Why I Disagree With Everything In National Review's "Jailhouse Feminism"

Co-editor Katie Tandy writes a not-so-civilized response to Mary Eberstadt's recent anti-feminism rant in National Review in which Eberstadt calls self-proclaimed feminists delusional, self-harming, thuggish, and pornographic.

Choice quote: "The whole point of this entire 'fourth wave feminism' is to fundamentally redefine what female even means. And if women want to scream, rant, swear, and talk sex like sailors, then great. Don't infantilize them by pretending you understand "what's actually going on," i.e. we've all succumbed to some reductive bullshit of "sex sells." Don't condescend with faux pity at our inability to speak in any other language than that of "bondage and captivity." Because it's bullshit.

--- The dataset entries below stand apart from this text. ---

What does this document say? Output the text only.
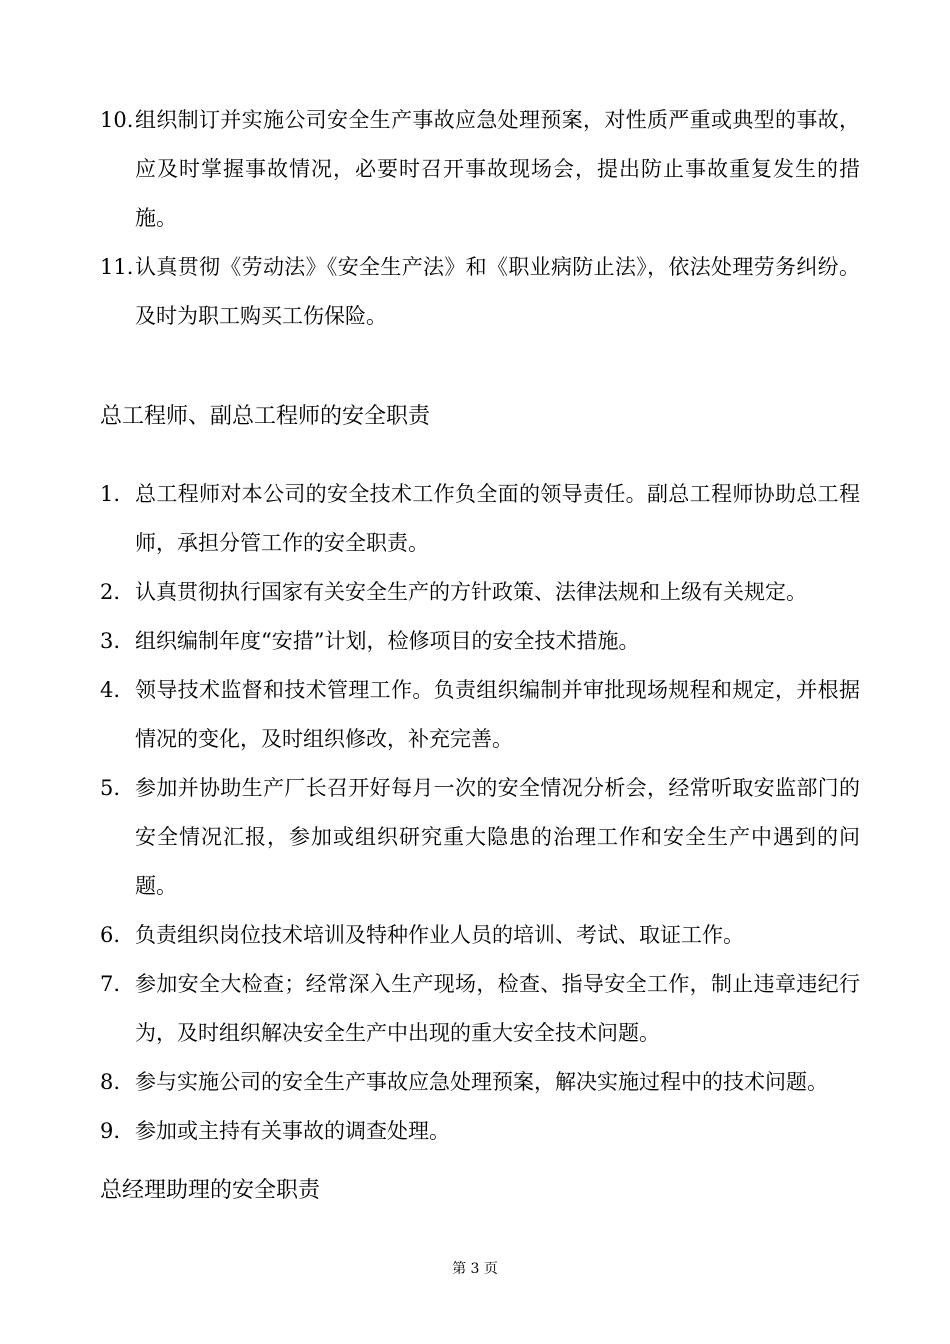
10. 组织制订并实施公司安全生产事故应急处理预案，对性质严重或典型的事故，应及时掌握事故情况，必要时召开事故现场会，提出防止事故重复发生的措施。
11. 认真贯彻《劳动法》《安全生产法》和《职业病防止法》，依法处理劳务纠纷。及时为职工购买工伤保险。
总工程师、副总工程师的安全职责
1. 总工程师对本公司的安全技术工作负全面的领导责任。副总工程师协助总工程师，承担分管工作的安全职责。
2. 认真贯彻执行国家有关安全生产的方针政策、法律法规和上级有关规定。
3. 组织编制年度“安措”计划，检修项目的安全技术措施。
4. 领导技术监督和技术管理工作。负责组织编制并审批现场规程和规定，并根据情况的变化，及时组织修改，补充完善。
5. 参加并协助生产厂长召开好每月一次的安全情况分析会，经常听取安监部门的安全情况汇报，参加或组织研究重大隐患的治理工作和安全生产中遇到的问题。
6. 负责组织岗位技术培训及特种作业人员的培训、考试、取证工作。
7. 参加安全大检查；经常深入生产现场，检查、指导安全工作，制止违章违纪行为，及时组织解决安全生产中出现的重大安全技术问题。
8. 参与实施公司的安全生产事故应急处理预案，解决实施过程中的技术问题。
9. 参加或主持有关事故的调查处理。
总经理助理的安全职责
第 3 页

My feminism—while angry—is perhaps not AS angry as other woman's; it's not as naked either. Then again, my feminism is certainly rawer than many of my friends (they would not write explicitly about their sexual exploits, for example), but we don't judge one another. If Rihanna wants to gyrate in a a denim thong and act like a stripper, fine. If Miley wants to lick hammers and Marina Abramovic wants to have her clothing snipped off by strangers with scissors and Roxane Gay says, 'It’s hard to be told to lighten up because if you lighten up any more, you’re going to float the fuck away . . .' I say yes."

I Had Sex In Your Airbnb And I'm Not Sorry—At All

Staff writer Jetta DoubleCakes takes on the double-edged sword of the sharing economy and why she has no problem—at all—scream-sexing in your basement . . . right beneath you.

Choice quote: "Airbnb required I provide government ID and my Facebook account; you had a very intimate idea of who I was and what you might/not like about me. I’m gladsome and grateful that you didn’t find my name “too white trash” (per an ex-girlfriend) or my gender identity “too distracting” (per an ex-employer)—but what if you had?

Ignoring, briefly, that screening people effectively requires anyone part of a maligned community/identity to lie to you (out of habit, out of fear for their safety), you and your fellow purveyors want to participate, want tocompete, with the hotel industry but don’t want to be held to the same standards."